Quoting Tom Lane <[EMAIL PROTECTED]>:
> "Jim C. Nasby" <[EMAIL PROTECTED]> writes:
> > A friend of mine has an application where he's copying in 4000 rows at a
> > time into a table that has about 4M rows. Each row is 40-50 bytes. This
> > is taking 25 seconds on a dual PIII-1GHz with 1G of RAM and a 2 disk
> > SATA mirror, running FBSD 4.10-stable. There's one index on the table.

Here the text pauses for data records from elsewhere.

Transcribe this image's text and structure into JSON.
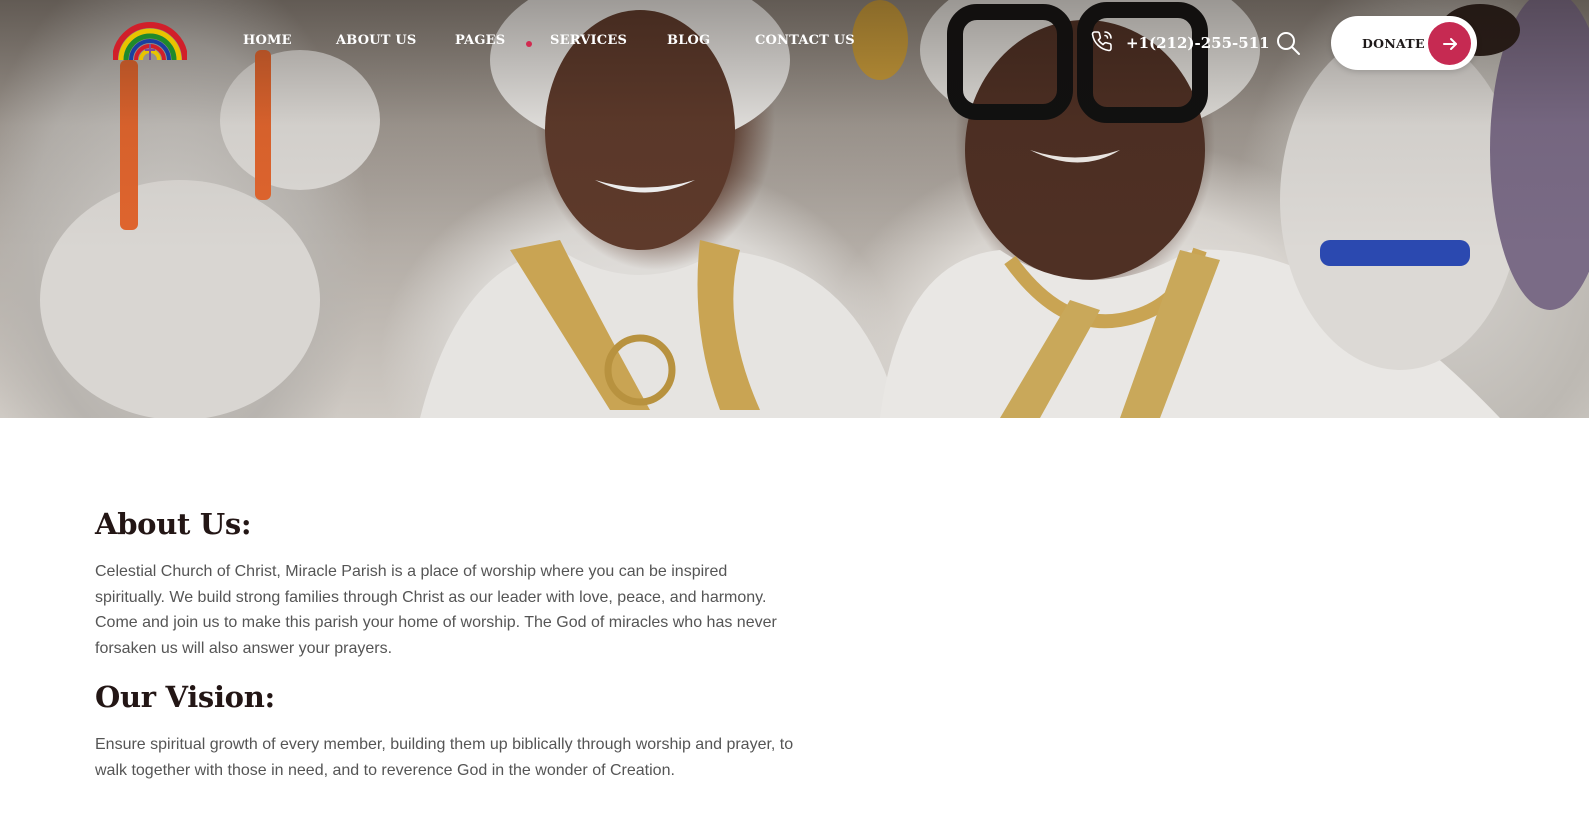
{
  "brand": {
    "logo_icon": "rainbow-church-logo-icon",
    "accent_color": "#c62a52",
    "heading_color": "#231615",
    "text_color": "#555555"
  },
  "nav": {
    "items": [
      {
        "label": "HOME"
      },
      {
        "label": "ABOUT US"
      },
      {
        "label": "PAGES"
      },
      {
        "label": "SERVICES"
      },
      {
        "label": "BLOG"
      },
      {
        "label": "CONTACT US"
      }
    ]
  },
  "header": {
    "phone_icon": "phone-icon",
    "phone": "+1(212)-255-511",
    "search_icon": "search-icon",
    "donate_label": "DONATE",
    "donate_icon": "arrow-right-icon"
  },
  "about": {
    "title": "About Us:",
    "text": "Celestial Church of Christ, Miracle Parish is a place of worship where you can be inspired spiritually. We build strong families through Christ as our leader with love, peace, and harmony. Come and join us to make this parish your home of worship. The God of miracles who has never forsaken us will also answer your prayers."
  },
  "vision": {
    "title": "Our Vision:",
    "text": "Ensure spiritual growth of every member, building them up biblically through worship and prayer, to walk together with those in need, and to reverence God in the wonder of Creation."
  }
}
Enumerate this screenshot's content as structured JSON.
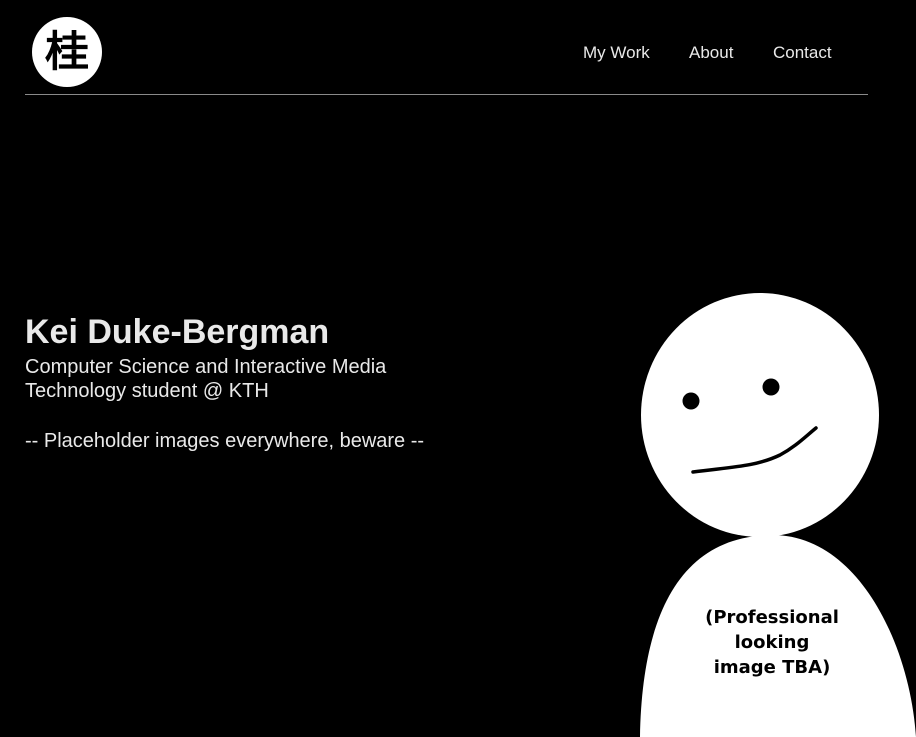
{
  "header": {
    "logo_glyph": "桂",
    "nav": [
      {
        "label": "My Work"
      },
      {
        "label": "About"
      },
      {
        "label": "Contact"
      }
    ]
  },
  "hero": {
    "name": "Kei Duke-Bergman",
    "subtitle": "Computer Science and Interactive Media Technology student @ KTH",
    "note": "-- Placeholder images everywhere, beware --"
  },
  "portrait": {
    "caption": "(Professional\nlooking\nimage TBA)"
  },
  "colors": {
    "background": "#000000",
    "text": "#e9e9e9",
    "divider": "#8a8a8a",
    "figure": "#ffffff"
  }
}
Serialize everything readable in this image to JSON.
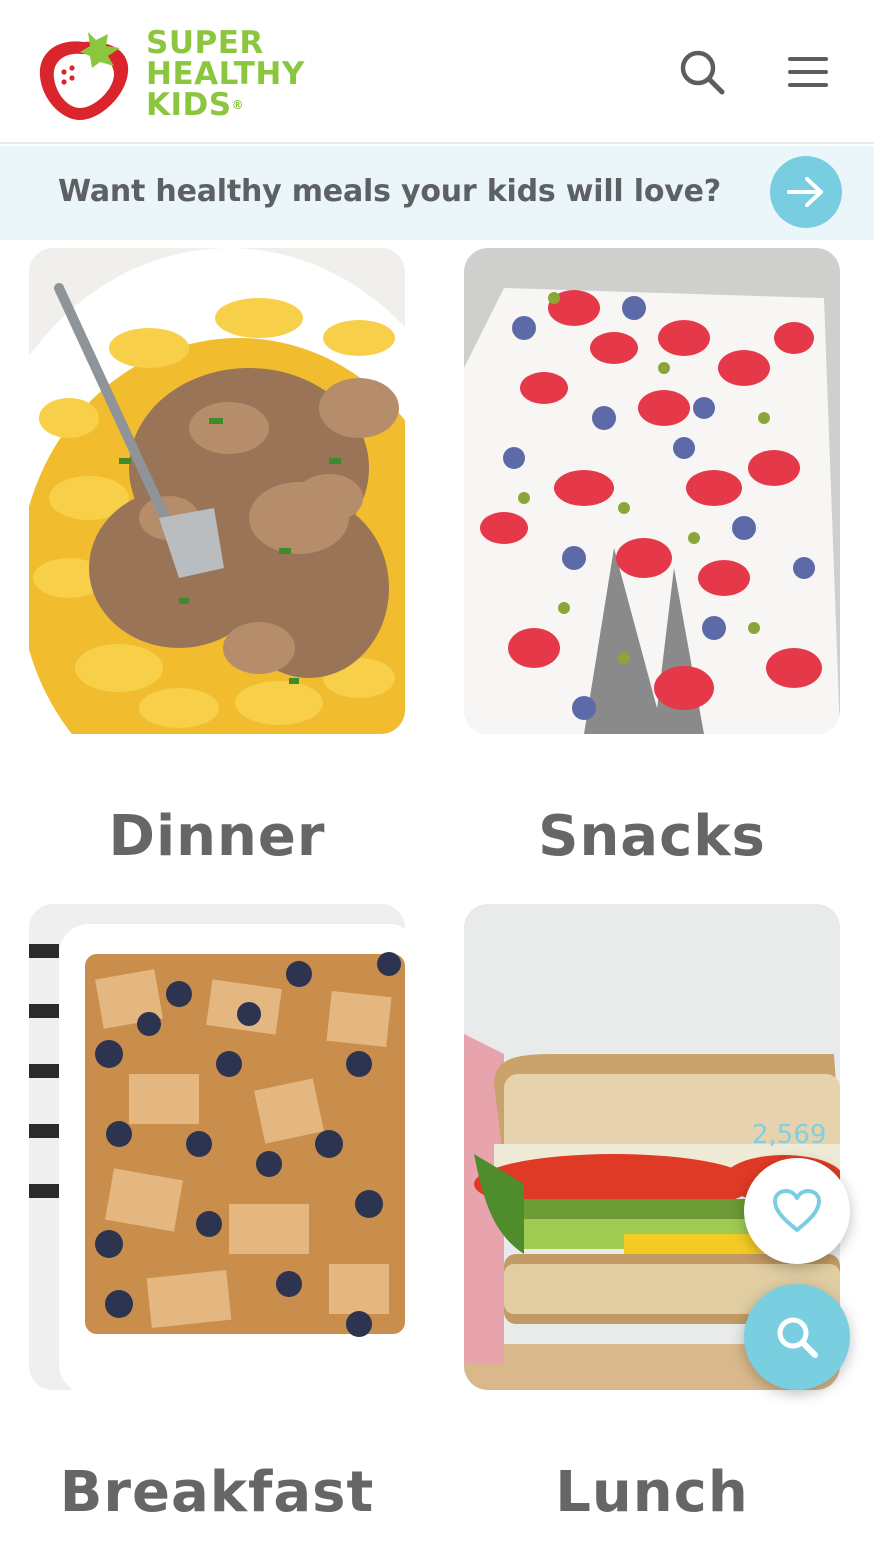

> If there's no hidden costs such as foreign key checks, that does seem
> pretty dang slow.
> > What's really odd is that neither the CPU or the disk are being
> > hammered. The box appears to be pretty idle; the postgresql proces is
> > using 4-5% CPU.
This sounds EXACTLY like my problem, if you make the box to a Xeon 2.4GHz, 2GB
RAM ... with two SCSI drives (xlog and base); loading 10K rows of about 200
bytes each; takes about 20 secs at the best, and much longer at the worst. By
any chance does your friend have several client machines/processes trying to
mass-load rows at the same time? Or at least some other processes updating
that table in a bulkish way? What I get is low diskio, low cpu, even low
context-switches ... and I'm betting he should take a look at pg_locks. For my
own problem, I gather that an exclusive lock is necessary while updating
indexes and heap, and the multiple processes doing the update can make that
Anyway, have your friend check pg_locks.